My last race of the day turned out to be my worst, a mediocre start from somewhere around 16th only gaining 3-4 positions and a race long battle with a rider about 0.5’s per lap slower than me. He was great on the brakes and my lack of quickshifter made it very difficult to pull up beside him. It’s a club race and the day went so well that I didn’t feel like ruining both our days just for one position. But now its obvious where I need to work on my riding – hard braking. Another 1:52.9 and finishing in 12th brought my race day to a close.

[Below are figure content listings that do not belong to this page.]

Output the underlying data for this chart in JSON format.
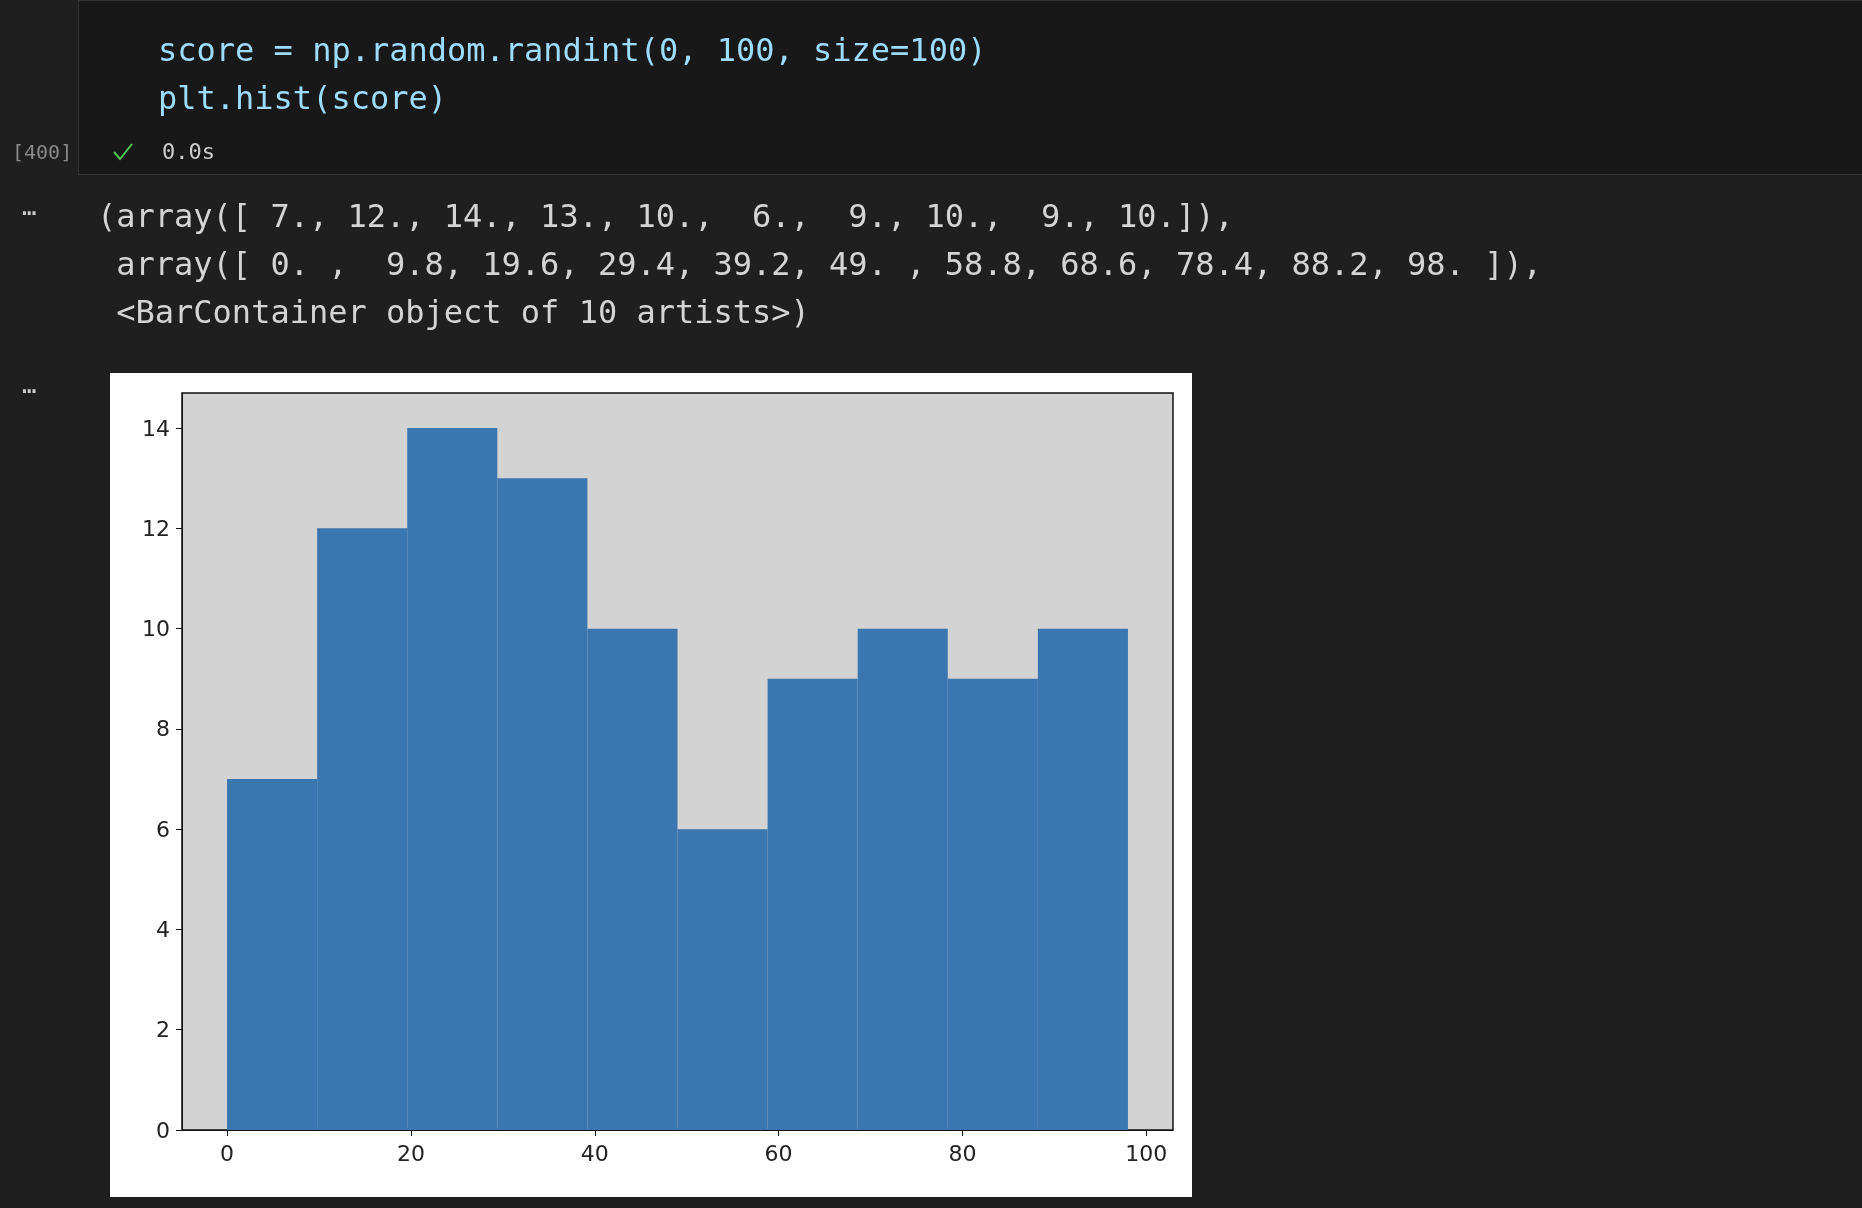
{
  "chart_data": {
    "type": "histogram",
    "bins": [
      0,
      9.8,
      19.6,
      29.4,
      39.2,
      49,
      58.8,
      68.6,
      78.4,
      88.2,
      98
    ],
    "values": [
      7,
      12,
      14,
      13,
      10,
      6,
      9,
      10,
      9,
      10
    ],
    "color": "#3a76af",
    "xlim": [
      -4.9,
      102.9
    ],
    "xticks": [
      0,
      20,
      40,
      60,
      80,
      100
    ],
    "ylim": [
      0,
      14.7
    ],
    "yticks": [
      0,
      2,
      4,
      6,
      8,
      10,
      12,
      14
    ],
    "annotations": [
      "score = np.random.randint(0, 100, size=100)",
      "plt.hist(score)",
      "[400]",
      "0.0s",
      "…",
      "(array([ 7., 12., 14., 13., 10.,  6.,  9., 10.,  9., 10.]),",
      " array([ 0. ,  9.8, 19.6, 29.4, 39.2, 49. , 58.8, 68.6, 78.4, 88.2, 98. ]),",
      " <BarContainer object of 10 artists>)",
      "…"
    ]
  }
}
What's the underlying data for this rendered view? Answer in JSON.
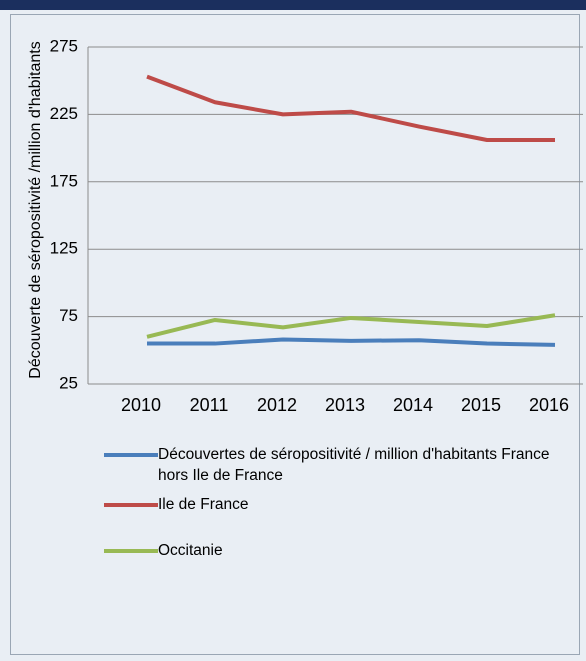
{
  "chart_data": {
    "type": "line",
    "ylabel": "Découverte de séropositivité /million d'habitants",
    "categories": [
      "2010",
      "2011",
      "2012",
      "2013",
      "2014",
      "2015",
      "2016"
    ],
    "series": [
      {
        "name": "Découvertes de séropositivité / million d'habitants France hors Ile de France",
        "color": "#4a7ebb",
        "values": [
          55,
          55,
          58,
          57,
          57.5,
          55,
          54
        ]
      },
      {
        "name": "Ile de France",
        "color": "#be4b48",
        "values": [
          253,
          234,
          225,
          227,
          216,
          206,
          206
        ]
      },
      {
        "name": "Occitanie",
        "color": "#98b954",
        "values": [
          60,
          72.5,
          67,
          74,
          71,
          68,
          76
        ]
      }
    ],
    "ylim": [
      25,
      275
    ],
    "yticks": [
      25,
      75,
      125,
      175,
      225,
      275
    ],
    "grid": true
  }
}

There were so many questions to be answered going into this weekend. How do I mix with Yamaha? Can I build a race bike in 3 weeks? Will AFM grind me up and spit me out like last year? Will MotoAmerica’s new rules keep me off the grid? Even my crew chief / girlfriend was worried about the potential results of all this offseason effort. After round 1, let’s just say that I think I’m going to do well riding in blue.
Just one week later, my MotoAmerica Superstock600 license is approved and my entries for pro races at Miller and Laguna Seca are all but finalized. This summer is going to be good.